The Concerto is shorter and in some ways less “pretentious” than his earlier concerti (2 and 3) and less “expansive” but in some was more eclectic.  The harmonic progressions show a little bit of influence of jazz and of impressionism, at times (especially near the opening), the music seems to “hang” around the dominant key D Major too much (it opens on the dominant).

There is a big time in G of sorts, but it is a bit truncated and sounds like it comes from 1940s “tin pan alley” a bit. The very end has 3 FF G Major chord on the piano with the descending major third interval.  That same idea dominates the “second theme” group in my own last (Third) Sonata.  But at the end I take the “hymn” theme from F# Major back to a C Major Pedal Point with a couple of “polytonal” pivot points – and a lot of unresolved dissonance – so the pianist will have to control the melodic line (playing it back, a computer connected to Sibelius can’t keep the melodic line together, only a human pianist can do that).

The finale does have the interesting harmonic effect of a middle section in D-flat, a tritone away rom the home key, an idea not found often (Elgar does this in his first symphony).

The second movement (in C) is based on the on the nursery rhyme "Three Blind Mice", a tune that was used in the opening of the first James Bond movie "Dr. No" (which I saw in the Cleveland Arcade back in 1965).

Tuesday, January 24, 2017

Nice anthem-hymm of Kelvingrove

Today, a very simple post, a special hymn- anthem, not in the regular hymnal, by Kelvingrove, “Will You Come and Follow Me?”

This embed comes from a church in Nebraska in 2014.
It was sung at the First Baptist Church of the City of Washington DC on Sunday, January 22.

The picture above is from the Refugee Ball at the Synagogue at 6th and I in Washington DC January 17, where Tibetan and African folk music was performed.

Tuesday, January 03, 2017

Does Bruckner's Symphony #3 (the "Wagner") anticipate the "Number Nine"?

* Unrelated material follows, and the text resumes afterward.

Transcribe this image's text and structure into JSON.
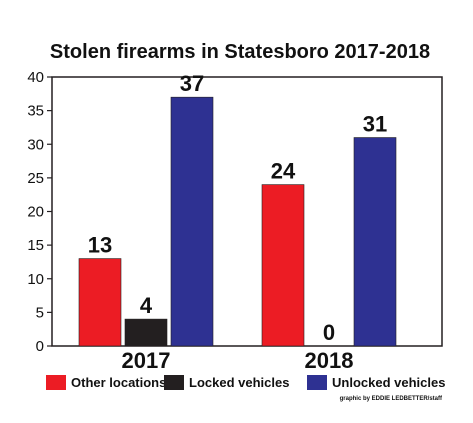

Sergui Celibidache conducts the Symphony #3 in D Minor by Anton Bruckner, with the Stuttgart Radio Symphony.

Yes, I love the picture from the French Alps.

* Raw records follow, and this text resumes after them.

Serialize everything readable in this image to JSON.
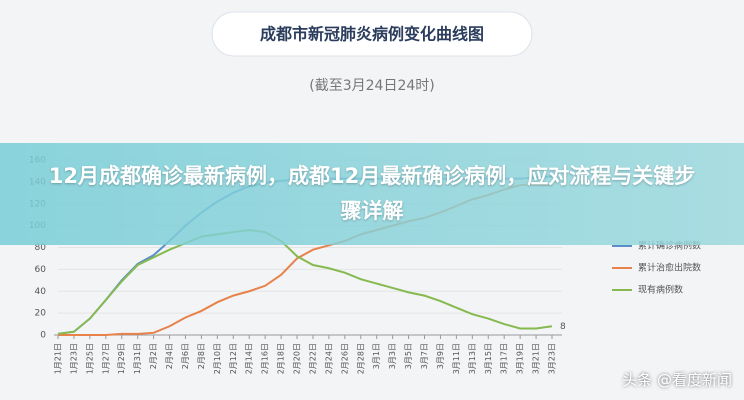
{
  "chart_data": {
    "type": "line",
    "title": "成都市新冠肺炎病例变化曲线图",
    "subtitle": "(截至3月24日24时)",
    "categories": [
      "1月21日",
      "1月23日",
      "1月25日",
      "1月27日",
      "1月29日",
      "1月31日",
      "2月2日",
      "2月4日",
      "2月6日",
      "2月8日",
      "2月10日",
      "2月12日",
      "2月14日",
      "2月16日",
      "2月18日",
      "2月20日",
      "2月22日",
      "2月24日",
      "2月26日",
      "2月28日",
      "3月1日",
      "3月3日",
      "3月5日",
      "3月7日",
      "3月9日",
      "3月11日",
      "3月13日",
      "3月15日",
      "3月17日",
      "3月19日",
      "3月21日",
      "3月23日"
    ],
    "series": [
      {
        "name": "累计确诊病例数",
        "color": "#5b8fc9",
        "values": [
          1,
          3,
          15,
          32,
          50,
          65,
          73,
          86,
          100,
          112,
          122,
          130,
          136,
          139,
          141,
          142,
          142,
          143,
          143,
          143,
          143,
          143,
          143,
          143,
          143,
          143,
          143,
          143,
          143,
          143,
          144,
          145
        ]
      },
      {
        "name": "累计治愈出院数",
        "color": "#e8824a",
        "values": [
          0,
          0,
          0,
          0,
          1,
          1,
          2,
          8,
          16,
          22,
          30,
          36,
          40,
          45,
          55,
          70,
          78,
          82,
          86,
          92,
          96,
          100,
          104,
          107,
          112,
          118,
          124,
          128,
          133,
          137,
          138,
          137
        ]
      },
      {
        "name": "现有病例数",
        "color": "#86b94f",
        "values": [
          1,
          3,
          15,
          32,
          49,
          64,
          71,
          78,
          84,
          90,
          92,
          94,
          96,
          94,
          86,
          72,
          64,
          61,
          57,
          51,
          47,
          43,
          39,
          36,
          31,
          25,
          19,
          15,
          10,
          6,
          6,
          8
        ]
      }
    ],
    "ylim": [
      0,
      160
    ],
    "yticks": [
      0,
      20,
      40,
      60,
      80,
      100,
      120,
      140,
      160
    ],
    "grid": true,
    "legend": "right"
  },
  "banner": {
    "text": "12月成都确诊最新病例，成都12月最新确诊病例，应对流程与关键步骤详解"
  },
  "watermark": "头条 @看度新闻"
}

The Symphony has gotten my attention because I have spent a lot of time looking at various “completions” of the Finale of the 9th in the same key.

The work is called the “Wagner”, because of chromatic passages that resemble Wagner, especially toward the end.

The most important motive in the Symphony is a descending interval motive based on the opening of the Beethoven Ninth, D – A – D octave lower.  Both the first movement and finale end with that sequence of notes (although some versions of the finale omit that and simply end on the preceding fortissimo chord).

Bruckner tends to build his final climaxes on opening themes rather than “second themes”, which tend to generate “big tunes” with some composers (like Rachmaninoff, Tchaikovsky, Grieg). In this Symphony, the rather perfunctory, declamatory nature of the opening theme, and its return at the end, adds to its power.

The final climax has an extended chord on the subdominant, rather than an abrupt pivot (as in the 8th).  Then on the final pedal point there are rising “Wagnerian” motives in the brass that anticipate the Seventh and also the Samale completion of the Ninth.  The descending theme also figures into the finale of the Ninth at a few critical moments (morphing into the “octave theme”).
Celibidache tends to favor slow tempos, like Klemperer.